BPを使わず作り続けてきた20年超の間に身にしみて分かったことは、世の中(とくにお菓子屋さん)には必要だということです。季節、天候、素材の変更、作り手の変化によるちょっとしたブレを何事もなかったかのようにカバーしてくれるのです。

逆に言えば「BPってなんてすごい発明なのだろう!」と思うくらい。回り道とも思える試行錯誤を繰り返し、たくさんの失敗を経て、でもそれでも素材の力ちょっとした技術があれば、どうにかなるものだという結論にたどり着きました。

そして色粉も同じ。なくても、自然素材からたくさんの色や味をだすことができるのです。

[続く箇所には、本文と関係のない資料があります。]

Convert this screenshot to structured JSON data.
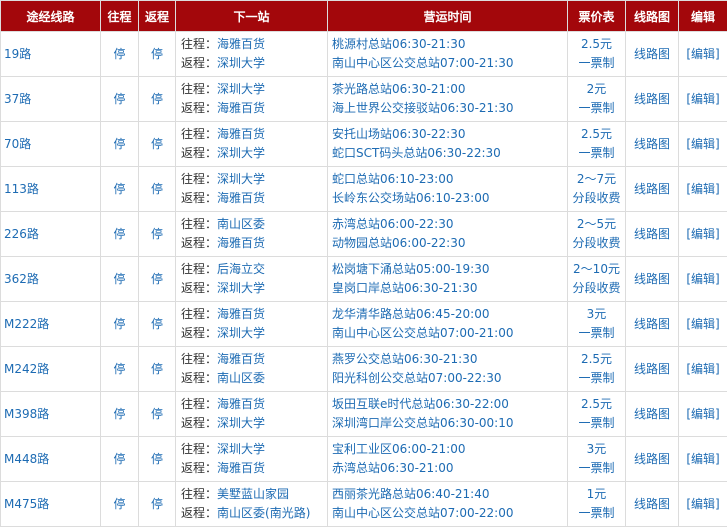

フランボワーズの赤、ビーツやルバーブの赤、ドラゴンフルーツのピンク、ピスタチオや抹茶の緑。自然はなんて凄いのだろう!と思います。

ただし自然食材だけに限定したお菓子作りに特化したいわけではありません。あくまでも基本は、おいしくて美しいフランス菓子にフランス料理のデザート。オーガニックシュガーも使っていますが、グラニュー糖がないと作れないものもたくさん。

また教室ではこれらのものを使いませんが、みなさんがお家で使われることまで制限する思いもありません。ほんの少し助けてもらうのもアリでしょう。

ただし、使わなくてもお菓子が作れるのは、みなさんにとって、ちょっとしたお菓子作りの自信につながるはずなのです。なぜなら素材をきちんと理解し、技術力があることが前提だから。メレンゲがきちんと作れないのにやみくもにBPを抜いてしまったら、きっとお菓子の膨らみも食感も味もよくなくなるでしょう。

結果的にBPや色粉を使うことなくここまで来てしまいましたが、それでもこれからも「薬品は使わないですむなら、使わないでおこう」がモットーです。

みなさんが、お家で周りの人に自信を持ってお菓子や料理を作ってあげられますように。
そして充足感と幸せな思いに包まれますように。